Leur malheur venait de l’éloignement de leur pays et, surtout, de leur situation de constante humiliation. Albine en souffrait particulièrement. Lui, son José, son héros, son idéal, était obligé de se raidir devant chaque officier, de prendre la faction, en un mot, de se soumettre servilement. Enfin, les nouvelles de Pologne étaient des plus pénibles. Presque tous leurs parents et amis étaient déportés ou exilés. Pour eux-mêmes, la situation ne pouvait comporter aucune amélioration. Toutes les tentatives faites pour obtenir leur pardon, ou du moins l’élévation de Migourski au grade d’officier, étaient restées vaines. Nicolas Ier faisait passer des revues, des parades, fréquentait les bals masqués, y cherchait des intrigues, parcourait la Russie à bride abattue sans aucune nécessité, apeurant les gens et crevant les chevaux ; mais lorsque quelque téméraire osait, dans un rapport, lui demander un peu d’allégement au sort des décembristes [7] ou des Polonais, de ces déportés qui souffraient à cause de leur amour pour la patrie que lui-même glorifiait, la poitrine bombée, le regard fixe, il répondait : « Qu’ils servent encore… c’est trop tôt… » Comme s’il savait vraiment le moment où le temps serait venu d’être clément. Et tous ses courtisans, généraux, chambellans, ainsi que leurs femmes, gavés par lui, s’attendrissaient devant l’extraordinaire prévoyance et la sagesse de ce « grand homme ».
En somme, il y avait pourtant dans la vie des Migourski plus de joie que de peine.
Cinq ans se passèrent ainsi. Soudain, un terrible malheur les frappa : leur fillette tomba malade, puis, peu après, ce fut le tour du garçonnet. En l’absence des médecins, le petit, après avoir été durant trois jours en proie à une fièvre intense, mourut le quatrième ; deux jours après, la fillette mourut également.
Si Albine ne s’était pas jetée dans l’Oural, c’est qu’elle ne pouvait pas penser sans terreur à ce que deviendrait son mari en apprenant son suicide.

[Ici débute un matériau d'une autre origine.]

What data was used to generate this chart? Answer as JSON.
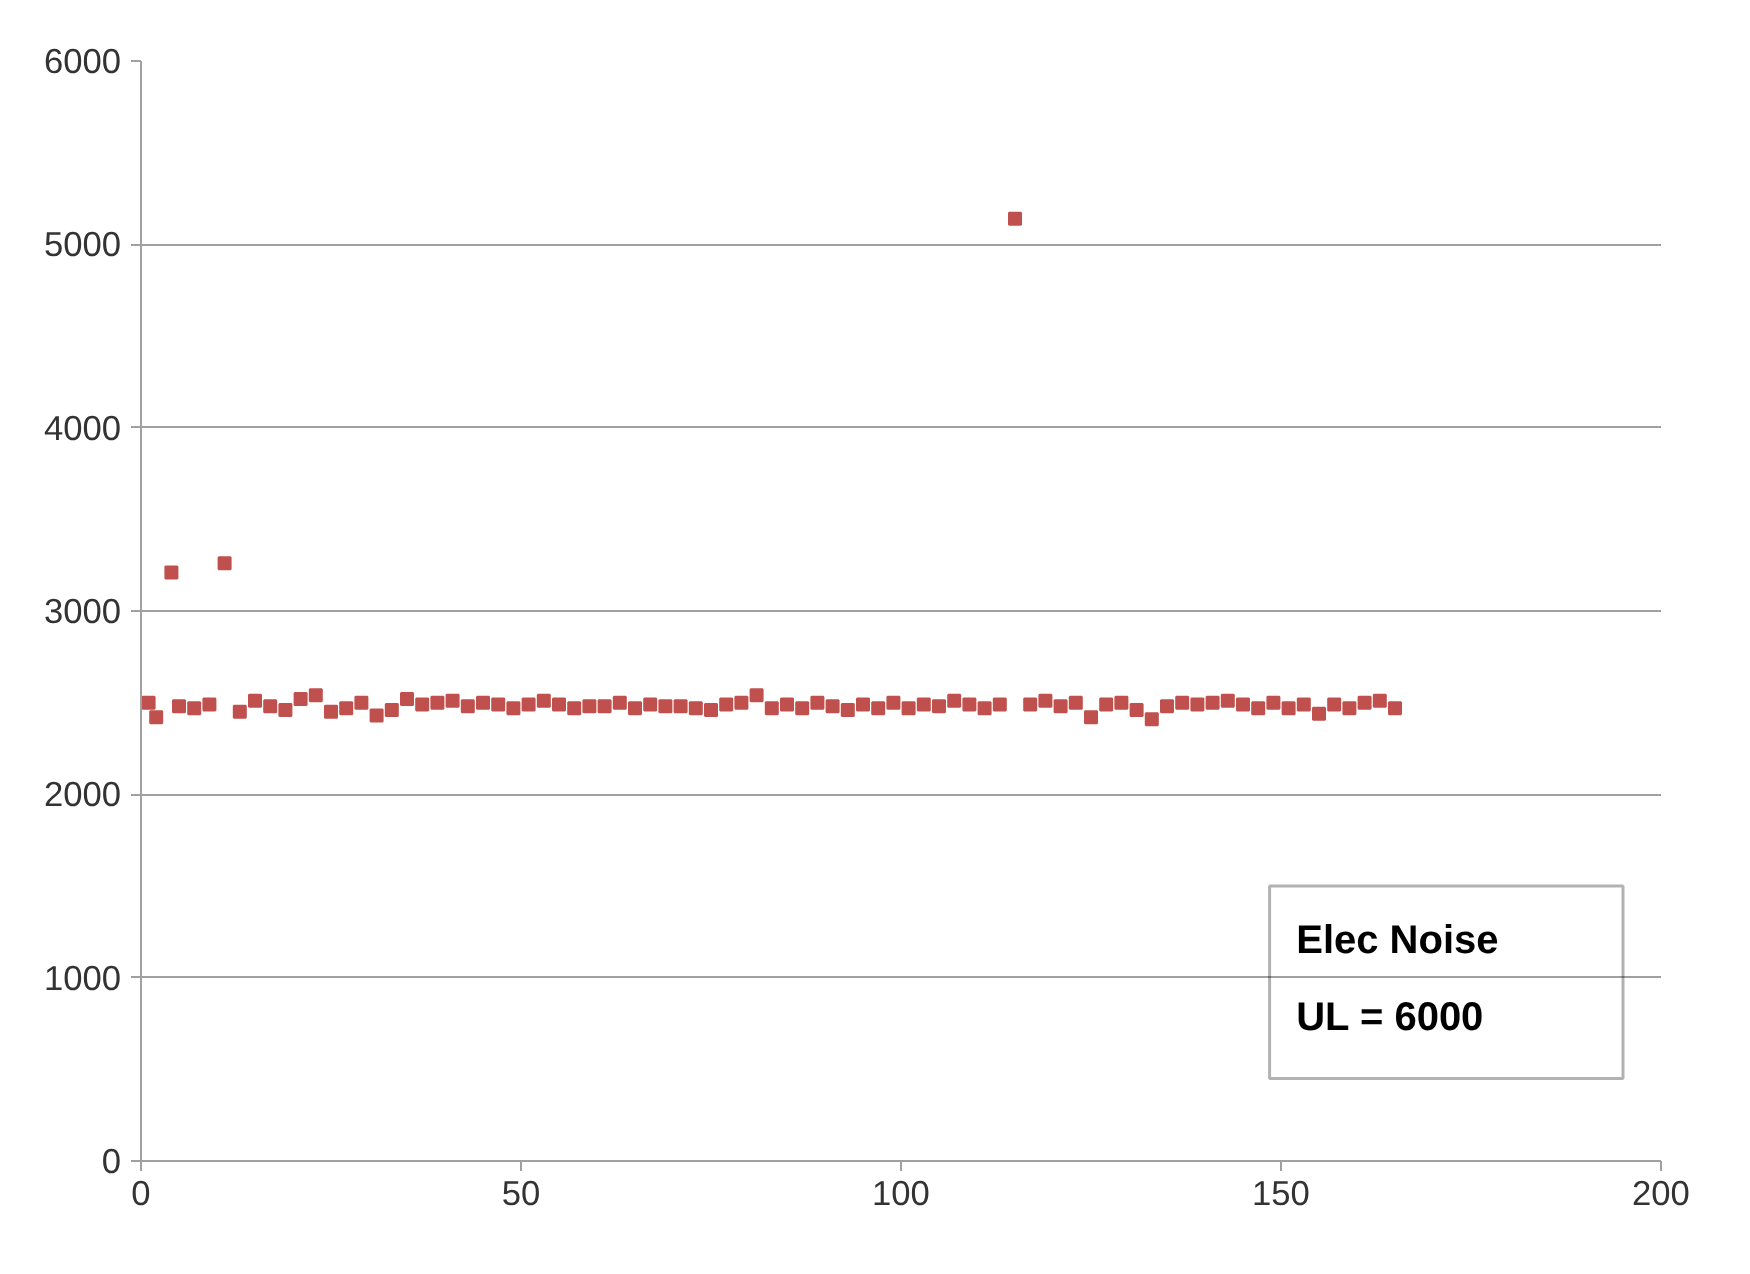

Mais elle n’en supportait pas moins difficilement la vie. Si active autrefois, elle abandonnait maintenant tous les soins du ménage à Ludovique. Elle demeurait de longues heures les yeux fixes, ou bien, se levant en sursaut, courait dans sa chambrette, et là, sans répondre un mot aux paroles de consolation de son mari et de la bonne, pleurait en silence en les suppliant de ! a laisser seule.
En été, elle allait sur la tombe de ses enfants et meurtrissait son cœur à la pensée de ce qu’ils avaient été et de ce qu’ils auraient pu être. Elle était surtout torturée par cette idée que ses enfants auraient vécu s’ils avaient habité la ville où le secours du médecin était possible.

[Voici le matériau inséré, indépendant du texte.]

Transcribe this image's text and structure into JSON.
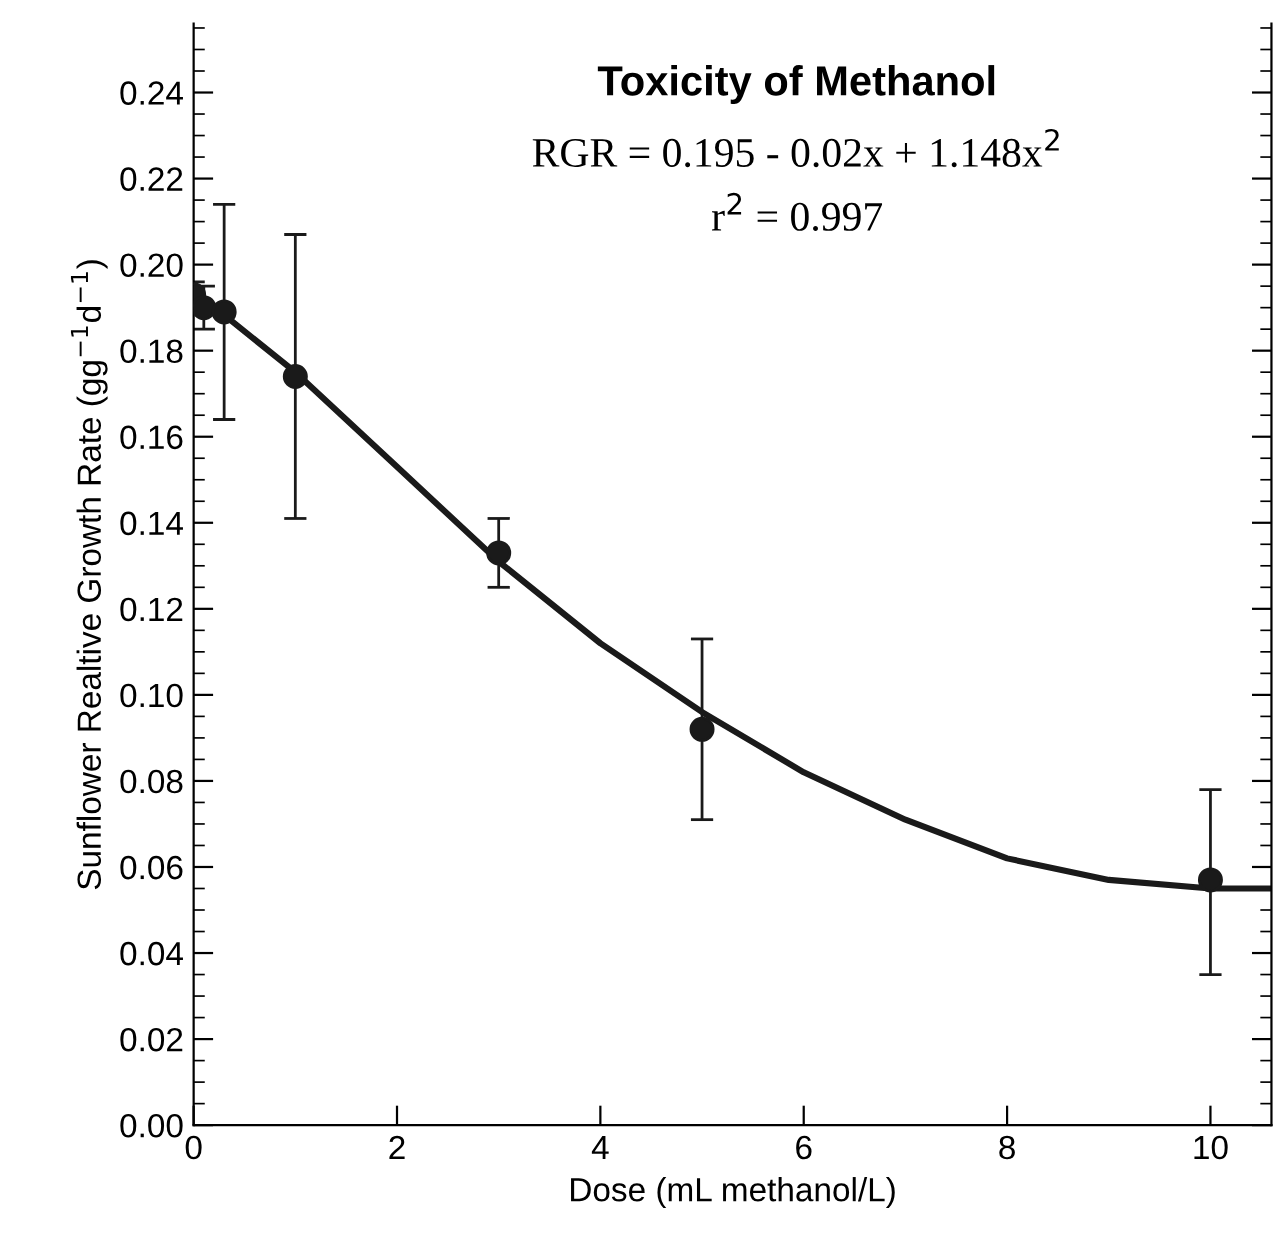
{
  "chart_data": {
    "type": "scatter",
    "title": "Toxicity of Methanol",
    "xlabel": "Dose (mL methanol/L)",
    "ylabel": "Sunflower Realtive Growth Rate (gg$^{−1}$d$^{−1}$)",
    "annotations": [
      "RGR = 0.195 - 0.02x + 1.148x$^{2}$",
      "r$^{2}$ = 0.997"
    ],
    "series": [
      {
        "color": "#1a1a1a",
        "marker": "circle",
        "x": [
          0,
          0.1,
          0.3,
          1,
          3,
          5,
          10
        ],
        "values": [
          0.193,
          0.19,
          0.189,
          0.174,
          0.133,
          0.092,
          0.057
        ],
        "errors": [
          [
            0.19,
            0.196
          ],
          [
            0.185,
            0.195
          ],
          [
            0.164,
            0.214
          ],
          [
            0.141,
            0.207
          ],
          [
            0.125,
            0.141
          ],
          [
            0.071,
            0.113
          ],
          [
            0.035,
            0.078
          ]
        ]
      },
      {
        "type": "line",
        "color": "#1a1a1a",
        "marker": "none",
        "line_style": "solid",
        "x": [
          0,
          1,
          2,
          3,
          4,
          5,
          6,
          7,
          8,
          9,
          10,
          10.6
        ],
        "values": [
          0.194,
          0.175,
          0.153,
          0.131,
          0.112,
          0.096,
          0.082,
          0.071,
          0.062,
          0.057,
          0.055,
          0.055
        ]
      }
    ],
    "xlim": [
      0,
      10.6
    ],
    "xticks": [
      0,
      2,
      4,
      6,
      8,
      10
    ],
    "ylim": [
      0,
      0.256
    ],
    "yticks": [
      {
        "value": 0,
        "label": "0.00"
      },
      {
        "value": 0.01,
        "label": null
      },
      {
        "value": 0.02,
        "label": "0.02"
      },
      {
        "value": 0.03,
        "label": null
      },
      {
        "value": 0.04,
        "label": "0.04"
      },
      {
        "value": 0.05,
        "label": null
      },
      {
        "value": 0.06,
        "label": "0.06"
      },
      {
        "value": 0.07,
        "label": null
      },
      {
        "value": 0.08,
        "label": "0.08"
      },
      {
        "value": 0.09,
        "label": null
      },
      {
        "value": 0.1,
        "label": "0.10"
      },
      {
        "value": 0.11,
        "label": null
      },
      {
        "value": 0.12,
        "label": "0.12"
      },
      {
        "value": 0.13,
        "label": null
      },
      {
        "value": 0.14,
        "label": "0.14"
      },
      {
        "value": 0.15,
        "label": null
      },
      {
        "value": 0.16,
        "label": "0.16"
      },
      {
        "value": 0.17,
        "label": null
      },
      {
        "value": 0.18,
        "label": "0.18"
      },
      {
        "value": 0.19,
        "label": null
      },
      {
        "value": 0.2,
        "label": "0.20"
      },
      {
        "value": 0.21,
        "label": null
      },
      {
        "value": 0.22,
        "label": "0.22"
      },
      {
        "value": 0.23,
        "label": null
      },
      {
        "value": 0.24,
        "label": "0.24"
      },
      {
        "value": 0.25,
        "label": null
      }
    ],
    "grid": false,
    "legend": false
  }
}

« Pourquoi cela ? songeait-elle : José et moi ne demandions rien à personne ; notre seul désir était de vivre comme ont vécu nos aïeux ; pour moi, je n’aspirais qu’à vivre avec lui, à l’aimer, à chérir mes enfants, mes petits, et à les élever… et voilà qu’on le torture, qu’on le déporte, et qu’on m’enlève, à moi, ce qui m’est plus cher que la lumière. Pourquoi ? Pourquoi ? » demandait-elle aux hommes et à Dieu.

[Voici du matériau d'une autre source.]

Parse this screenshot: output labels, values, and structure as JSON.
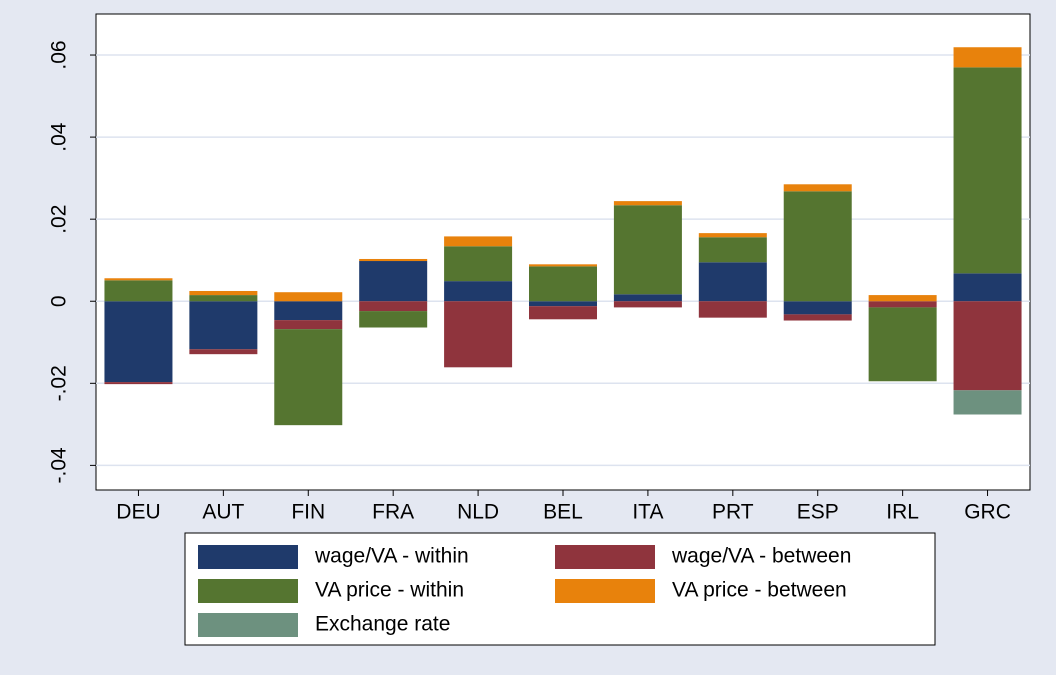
{
  "chart_data": {
    "type": "stacked_bar",
    "categories": [
      "DEU",
      "AUT",
      "FIN",
      "FRA",
      "NLD",
      "BEL",
      "ITA",
      "PRT",
      "ESP",
      "IRL",
      "GRC"
    ],
    "series": [
      {
        "name": "wage/VA - within",
        "color": "#1f3a6b",
        "values": [
          -0.0197,
          -0.0117,
          -0.0046,
          0.0098,
          0.0049,
          -0.0012,
          0.0017,
          0.0095,
          -0.0032,
          0,
          0.0068
        ]
      },
      {
        "name": "wage/VA - between",
        "color": "#8f343d",
        "values": [
          -0.0005,
          -0.0012,
          -0.0022,
          -0.0024,
          -0.0161,
          -0.0032,
          -0.0015,
          -0.004,
          -0.0015,
          -0.0015,
          -0.0217
        ]
      },
      {
        "name": "VA price - within",
        "color": "#557530",
        "values": [
          0.0051,
          0.0015,
          -0.0234,
          -0.004,
          0.0085,
          0.0085,
          0.0217,
          0.0061,
          0.0268,
          -0.018,
          0.0502
        ]
      },
      {
        "name": "VA price - between",
        "color": "#e8820c",
        "values": [
          0.0005,
          0.001,
          0.0022,
          0.0005,
          0.0024,
          0.0005,
          0.001,
          0.001,
          0.0017,
          0.0015,
          0.0049
        ]
      },
      {
        "name": "Exchange rate",
        "color": "#6d917f",
        "values": [
          0,
          0,
          0,
          0,
          0,
          0,
          0,
          0,
          0,
          0,
          -0.0059
        ]
      }
    ],
    "ylim": [
      -0.046,
      0.07
    ],
    "yticks": [
      {
        "value": -0.04,
        "label": "-.04"
      },
      {
        "value": -0.02,
        "label": "-.02"
      },
      0,
      {
        "value": 0.02,
        "label": ".02"
      },
      {
        "value": 0.04,
        "label": ".04"
      },
      {
        "value": 0.06,
        "label": ".06"
      }
    ],
    "grid": true
  }
}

Elle ne pouvait même se représenter la possibilité d’une réponse quelconque, et, en dehors de cette réponse, la vie n’avait pour elle aucun sens, elle s’était arrêtée. La misérable vie d’exil qu’elle savait naguère embellir par sa grâce et son goût était devenue insupportable non seulement à elle, mais aussi à Migourski, qui souffrait pour elle et ne savait comment la consoler.